Nonprofit news site The Banner expands beyond Baltimore

The Banner, the three-year-old Maryland news nonprofit that earned national recognition with a Pulitzer win this year, is launching a news bureau in Montgomery County. The expansion into Maryland’s most populous county — where it already has several thousand paying subscribers — brings The Banner into the northern Washington suburbs, and marks its first hub outside Baltimore.
The launch follows the nonprofit’s subtle rebrand last month, when it shifted its website domain from thebaltimorebanner.com to thebanner.com. “The shift simply reflects the reality of our expanding coverage across Maryland,” CEO Bob Cohn said in a statement announcing the change. “Many readers already call us The Banner, and this migration allows us to show up in a way that audiences know us.” (Similarly, The Minneapolis Star Tribune rebranded as The Minnesota Star Tribune last year.)
“It has always been our plan to expand beyond our core audience in Baltimore,” Cohn told me in an email. “As we looked at communities further from the core, we saw real hunger for Banner-style coverage of local news, but audiences were confused by ‘Baltimore’ in our name. So in these new regions, we will show up as The Banner.”
The Banner team has been planning for the Montgomery expansion since this spring, when leaders decided a dedicated Montgomery bureau made sense. “We expect the Montgomery launch to help us grow all aspects of our business — subscribers, advertising, and philanthropy,” Cohn added.
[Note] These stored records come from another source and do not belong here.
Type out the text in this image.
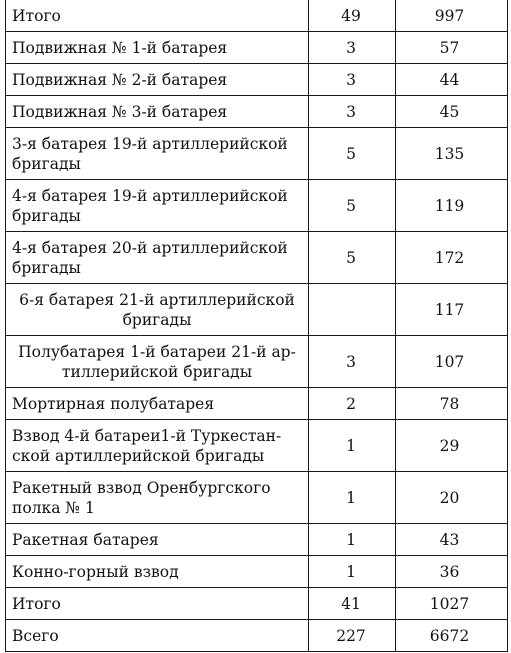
Итого	49	997
Подвижная № 1-й батарея	3	57
Подвижная № 2-й батарея	3	44
Подвижная № 3-й батарея	3	45
3-я батарея 19-й артиллерийской бригады	5	135
4-я батарея 19-й артиллерийской бригады	5	119
4-я батарея 20-й артиллерийской бригады	5	172
6-я батарея 21-й артиллерийской бригады		117
Полубатарея 1-й батареи 21-й ар-тиллерийской бригады	3	107
Мортирная полубатарея	2	78
Взвод 4-й батареи1-й Туркестан-ской артиллерийской бригады	1	29
Ракетный взвод Оренбургского полка № 1	1	20
Ракетная батарея	1	43
Конно-горный взвод	1	36
Итого	41	1027
Всего	227	6672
The Washington Post’s Jeremy Barr reported that the new bureau will consist of around nine journalists, led by Zuri Berry, who was previously a digital strategy editor for The Banner. Seven of the nine are new hires, Cohn told me; of the two positions from the Baltimore newsroom, one has already been backfilled.
According to the Post, The Banner is not yet profitable, but has about 69,000 paying subscribers. Per a press release from The Banner, this includes “paid subscribers in all 23 Maryland counties and Baltimore City.” The Banner is Maryland’s largest newsroom, with a staff of around 145 people, including about 95 in the newsroom, the Post reported.
To expand the reach of its reporting, The Banner is partnering with NBC4 Washington and Telemundo 44 Washington; Banner reporters will “participate in on-air segments” on the two stations, per the press release. (The Banner also has partnerships with WJZ and WYPR in Baltimore.)
The Post reported that starting Monday night, readers looking for Montgomery County-specific Banner reporting will be directed to a new homepage without “Baltimore.” The Banner is “exploring further growth opportunities,” Cohn told me, but has nothing further to announce for now.